The Ecuadorean rain forest residents say Texaco, bought by Chevron in 2001, is responsible for hazardous oil-drilling waste dumped on their land in the 1970s and 1980s.
Chevron says Texaco cleaned up all waste pits for which it was responsible before turning the sites over to state-owned oil company Petroecuador, which still operates in the area.
ARBITRATION FIGHT
International arbitrators, under the Permanent Court of Arbitration in The Hague, ordered Ecuador in February to suspend enforcement of any judgment in the case as it decides whether Ecuador violated a bilateral U.S.-Ecuador investment treaty by failing to give Chevron a fair trial.
A separate arbitration tribunal in The Hague last month found Ecuador must pay $96 million to Chevron because Ecuador's courts had violated international law through their delays in resolving commercial disputes involving Texaco.
Chevron has accused the Ecuadoreans and their long-time legal advisor, Steven Donziger, of illegally pressuring the Ecuadorean legal system to render a judgment in their favor.
The oil company has pilloried Donziger for his comments on corruption in Ecuador's judicial system and his purported efforts to intimidate officials.
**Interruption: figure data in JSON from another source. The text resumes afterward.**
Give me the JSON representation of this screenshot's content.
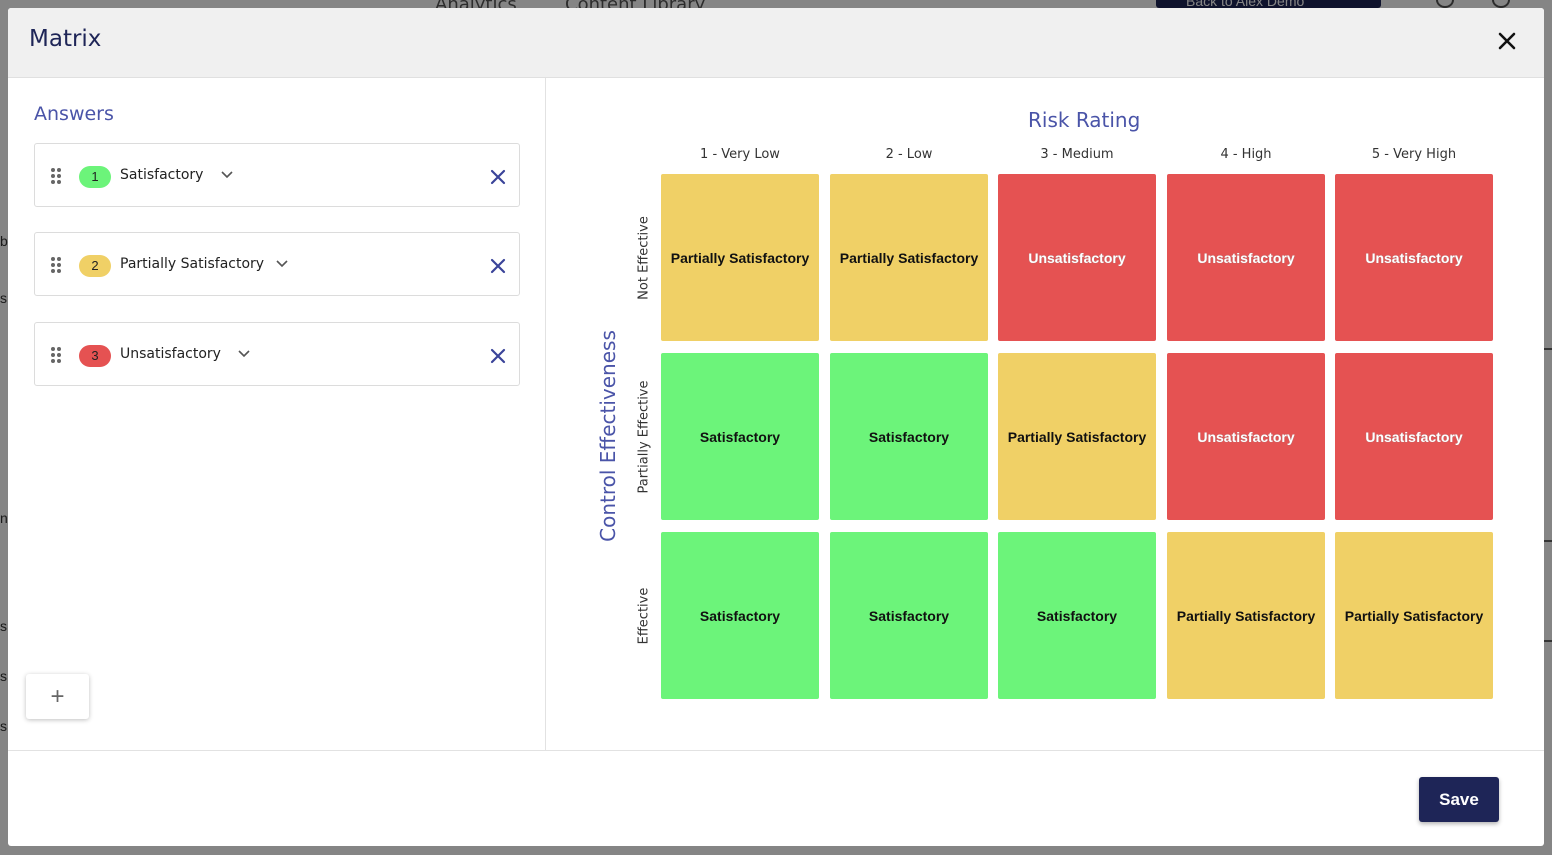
{
  "background": {
    "tabs": [
      "Analytics",
      "Content Library"
    ],
    "back_button": "Back to Alex Demo"
  },
  "modal": {
    "title": "Matrix",
    "save_label": "Save",
    "add_label": "+"
  },
  "answers": {
    "title": "Answers",
    "items": [
      {
        "number": "1",
        "label": "Satisfactory",
        "color": "#6cf47a"
      },
      {
        "number": "2",
        "label": "Partially Satisfactory",
        "color": "#f0d066"
      },
      {
        "number": "3",
        "label": "Unsatisfactory",
        "color": "#e55252"
      }
    ]
  },
  "matrix": {
    "x_title": "Risk Rating",
    "y_title": "Control Effectiveness",
    "columns": [
      "1 - Very Low",
      "2 - Low",
      "3 - Medium",
      "4 - High",
      "5 - Very High"
    ],
    "rows": [
      "Not Effective",
      "Partially Effective",
      "Effective"
    ],
    "cells": [
      [
        "Partially Satisfactory",
        "Partially Satisfactory",
        "Unsatisfactory",
        "Unsatisfactory",
        "Unsatisfactory"
      ],
      [
        "Satisfactory",
        "Satisfactory",
        "Partially Satisfactory",
        "Unsatisfactory",
        "Unsatisfactory"
      ],
      [
        "Satisfactory",
        "Satisfactory",
        "Satisfactory",
        "Partially Satisfactory",
        "Partially Satisfactory"
      ]
    ]
  }
}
The remarks came to light in an acclaimed documentary, Crude, and its outtakes, which were subpoenaed in U.S. litigation.
The appeals court order came after the judges heard oral arguments on Friday. The judges said they would issue a full opinion at a later date.
The case is Chevron Corp v. Hugo Gerardo Camacho Naranjo, 2nd U.S. Circuit Court of Appeals, Nos.11-1150, 11-1264 and 11-2259.